Kahramanmaraş'ta, 6 Şubat depremlerinin yaralarını sarmak amacıyla kurulan geçici barınma alanlarından olan konteyner kentlerde önemli bir süreç başladı. Depremin hemen ardından yaşanan konut krizi nedeniyle kamu görevlilerine tahsis edilen konteynerler, şehirdeki konut stokunun yeniden artış göstermesiyle birlikte kademeli olarak boşaltılıyor. Dulkadiroğlu Kaymakamlığı'nın gönderdiği resmi tebligatlarla duyurulan bu karar, konteynerlerde geçici olarak ikamet eden kamu personelini yeni bir yaşam arayışına iterken, bu durumun genel depremzede barınma politikaları üzerindeki etkileri de merak konusu oldu.
Bilindiği üzere, 6 Şubat 2023 tarihinde Kahramanmaraş merkezli meydana gelen yıkıcı depremler, şehirde büyük bir konut açığına yol açmıştı. Bu zorlu süreçte, devletin hızlı reaksiyonuyla kurulan konteyner kentler, on binlerce depremzedeye geçici bir nefes alma imkanı sunmuştu. Özellikle kiralık ev bulmakta zorlanan kamu personeli için konteynerler, o dönemde hayati bir barınma alternatifi olmuştu. Ancak, aradan geçen zaman zarfında, bölgedeki inşaat faaliyetlerinin hızlanması ve yeni konutların kullanıma açılmasıyla birlikte, geçici barınma ihtiyacı da farklı bir boyut kazandı.
Dulkadiroğlu Kaymakamlığı'nın bu yeni durumu dikkate alarak aldığı tahliye kararı, kamu kaynaklarının daha etkin ve verimli kullanılması prensibiyle de örtüşüyor. Kaymakamlık tarafından gönderilen tebligatta, İçişleri Bakanlığı Afet ve Acil Durum Yönetimi Başkanlığı'nın (AFAD) ilgili yönergeleri ve Kaymakamlık makamının talimatları dayanak gösterildi. Tebliğde, "günümüz itibari ile ilimizde yeteri kadar konut inşa edildiği" vurgulanarak, kamu personelinin tahliye sürecini başlatması gerektiği açıkça ifade edildi.
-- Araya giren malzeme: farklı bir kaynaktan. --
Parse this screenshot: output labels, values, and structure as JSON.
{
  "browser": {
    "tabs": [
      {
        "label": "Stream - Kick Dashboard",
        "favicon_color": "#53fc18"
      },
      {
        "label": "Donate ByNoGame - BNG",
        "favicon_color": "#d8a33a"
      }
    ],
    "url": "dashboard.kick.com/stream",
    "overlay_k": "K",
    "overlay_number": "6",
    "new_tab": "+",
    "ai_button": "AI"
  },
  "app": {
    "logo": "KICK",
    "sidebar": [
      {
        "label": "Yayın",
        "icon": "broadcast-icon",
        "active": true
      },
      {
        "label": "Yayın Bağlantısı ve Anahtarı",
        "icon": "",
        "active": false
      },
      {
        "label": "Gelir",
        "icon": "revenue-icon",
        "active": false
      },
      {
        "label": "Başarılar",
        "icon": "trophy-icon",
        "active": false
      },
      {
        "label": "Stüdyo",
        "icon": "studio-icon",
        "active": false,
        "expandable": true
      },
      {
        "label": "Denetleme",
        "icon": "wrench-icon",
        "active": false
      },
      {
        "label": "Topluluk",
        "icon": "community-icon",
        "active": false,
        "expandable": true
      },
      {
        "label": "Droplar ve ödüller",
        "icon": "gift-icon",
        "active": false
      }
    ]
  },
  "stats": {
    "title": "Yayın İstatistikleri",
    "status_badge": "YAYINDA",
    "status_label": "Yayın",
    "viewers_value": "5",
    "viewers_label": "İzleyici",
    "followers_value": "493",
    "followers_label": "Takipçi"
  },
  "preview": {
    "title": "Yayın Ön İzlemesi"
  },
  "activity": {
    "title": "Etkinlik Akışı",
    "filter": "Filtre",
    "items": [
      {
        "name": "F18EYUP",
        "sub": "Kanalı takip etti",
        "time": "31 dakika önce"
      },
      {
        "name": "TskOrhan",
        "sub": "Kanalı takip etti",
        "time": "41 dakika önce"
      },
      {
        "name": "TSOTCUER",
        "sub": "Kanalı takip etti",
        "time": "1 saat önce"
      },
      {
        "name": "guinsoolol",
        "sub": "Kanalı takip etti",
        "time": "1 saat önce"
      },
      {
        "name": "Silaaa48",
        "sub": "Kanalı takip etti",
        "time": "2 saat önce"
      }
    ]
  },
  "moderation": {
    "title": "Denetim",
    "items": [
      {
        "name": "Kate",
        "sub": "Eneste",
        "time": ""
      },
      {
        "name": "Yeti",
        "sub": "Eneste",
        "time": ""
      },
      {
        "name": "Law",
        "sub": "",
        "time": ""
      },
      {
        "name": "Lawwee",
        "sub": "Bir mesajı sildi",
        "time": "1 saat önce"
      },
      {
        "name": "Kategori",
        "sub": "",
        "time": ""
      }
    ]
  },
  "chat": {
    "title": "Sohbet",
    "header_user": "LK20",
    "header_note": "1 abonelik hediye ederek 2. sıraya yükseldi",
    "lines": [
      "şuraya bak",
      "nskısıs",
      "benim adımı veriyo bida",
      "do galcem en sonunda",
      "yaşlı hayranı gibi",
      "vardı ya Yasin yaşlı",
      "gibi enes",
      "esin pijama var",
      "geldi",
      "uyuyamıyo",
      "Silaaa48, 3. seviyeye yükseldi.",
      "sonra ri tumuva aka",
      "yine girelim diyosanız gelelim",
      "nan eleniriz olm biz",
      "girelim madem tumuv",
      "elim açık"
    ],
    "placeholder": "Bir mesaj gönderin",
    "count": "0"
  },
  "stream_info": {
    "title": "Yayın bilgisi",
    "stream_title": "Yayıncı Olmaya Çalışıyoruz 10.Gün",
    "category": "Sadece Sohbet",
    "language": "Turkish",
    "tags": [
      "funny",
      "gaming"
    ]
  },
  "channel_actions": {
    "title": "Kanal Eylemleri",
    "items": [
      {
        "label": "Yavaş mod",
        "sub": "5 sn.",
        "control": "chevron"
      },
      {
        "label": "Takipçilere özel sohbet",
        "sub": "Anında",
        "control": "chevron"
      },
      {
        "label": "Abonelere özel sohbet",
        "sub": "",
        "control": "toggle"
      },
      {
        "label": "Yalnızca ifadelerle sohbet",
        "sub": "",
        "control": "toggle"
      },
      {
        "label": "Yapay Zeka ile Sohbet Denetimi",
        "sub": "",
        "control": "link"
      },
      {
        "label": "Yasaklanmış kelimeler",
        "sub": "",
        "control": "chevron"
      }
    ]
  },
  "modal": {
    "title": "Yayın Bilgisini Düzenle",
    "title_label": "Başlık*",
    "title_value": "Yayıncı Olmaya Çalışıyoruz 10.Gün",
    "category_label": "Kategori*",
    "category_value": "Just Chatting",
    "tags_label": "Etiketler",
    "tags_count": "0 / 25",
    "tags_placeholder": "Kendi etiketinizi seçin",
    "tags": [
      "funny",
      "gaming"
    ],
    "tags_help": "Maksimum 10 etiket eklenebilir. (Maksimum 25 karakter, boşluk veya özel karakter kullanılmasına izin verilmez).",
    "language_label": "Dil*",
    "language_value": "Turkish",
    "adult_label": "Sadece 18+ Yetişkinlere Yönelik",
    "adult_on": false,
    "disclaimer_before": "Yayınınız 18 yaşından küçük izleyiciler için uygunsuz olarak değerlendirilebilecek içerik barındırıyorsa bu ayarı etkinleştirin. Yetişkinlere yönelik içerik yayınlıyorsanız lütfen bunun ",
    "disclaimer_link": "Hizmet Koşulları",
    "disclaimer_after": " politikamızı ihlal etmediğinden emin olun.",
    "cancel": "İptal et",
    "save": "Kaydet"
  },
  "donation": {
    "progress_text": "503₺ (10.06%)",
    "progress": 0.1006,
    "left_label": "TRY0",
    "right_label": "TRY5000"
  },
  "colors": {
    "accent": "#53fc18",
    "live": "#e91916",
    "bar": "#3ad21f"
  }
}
Tahliye Takvimi İşliyor: 1 Temmuz'a Kadar Süre Tanındı
Kaymakamlık tarafından gönderilen resmi "Tahliye Tebliğ Belgesi", tahliye sürecinin detaylarını ve uyarılarını içeriyor. Belgede, kamu personelinin 1 Temmuz 2025 tarihine kadar tahliye işlemlerini tamamlaması gerektiği belirtiliyor. Aksi takdirde, söz konusu konteynerlerin elektrik ve su bağlantılarının kesileceği ve devam eden durumlarda kolluk kuvvetleri aracılığıyla müdahale edileceği ihtarı yapılıyor. Bu kesin ifadeler, tahliye sürecinin ciddiyetini ve belirlenen takvime uyulmasının önemini gözler önüne seriyor.
Konteyner kentlerde yaşayan depremzede kamu personelinin bu yeni süreçle birlikte nasıl bir yol izleyeceği merak konusu. Bir yandan, yeni inşa edilen konutlara geçiş yapacak olanlar için bu durum kalıcı ve daha konforlu bir yaşamın başlangıcı anlamına gelebilir. Ancak, henüz kalıcı konutlara yerleşemeyen veya yeni bir kiralık ev bulma sürecinde zorluk yaşayabilecek olan kamu personeli için bu tahliye kararı belirsizlik ve endişe yaratabilir.
Öte yandan, bu tahliye sürecinin, konteyner kentlerde hala barınmaya ihtiyaç duyan diğer depremzedeler için yeni imkanlar doğurup doğurmayacağı da önemli bir soru işareti. Boşalan konteynerlerin, farklı ihtiyaç sahibi depremzedelere tahsis edilip edilmeyeceği veya bu alanların tamamen farklı amaçlarla kullanılıp kullanılmayacağı henüz netlik kazanmış değil.
Kahramanmaraş'taki bu tahliye süreci, deprem sonrası barınma çözümlerinin evrimini ve normalleşme çabalarını gözler önüne seriyor. Ancak, sürecin adil, şeffaf ve tüm depremzedelerin ihtiyaçlarını gözeten bir şekilde yürütülmesi, bölgedeki toplumsal huzur ve dayanışma açısından büyük önem taşıyor. Önümüzdeki günlerde, tahliye sürecinin nasıl ilerleyeceği ve bu durumdan etkilenenlerin nasıl destekleneceği yakından takip edilecek.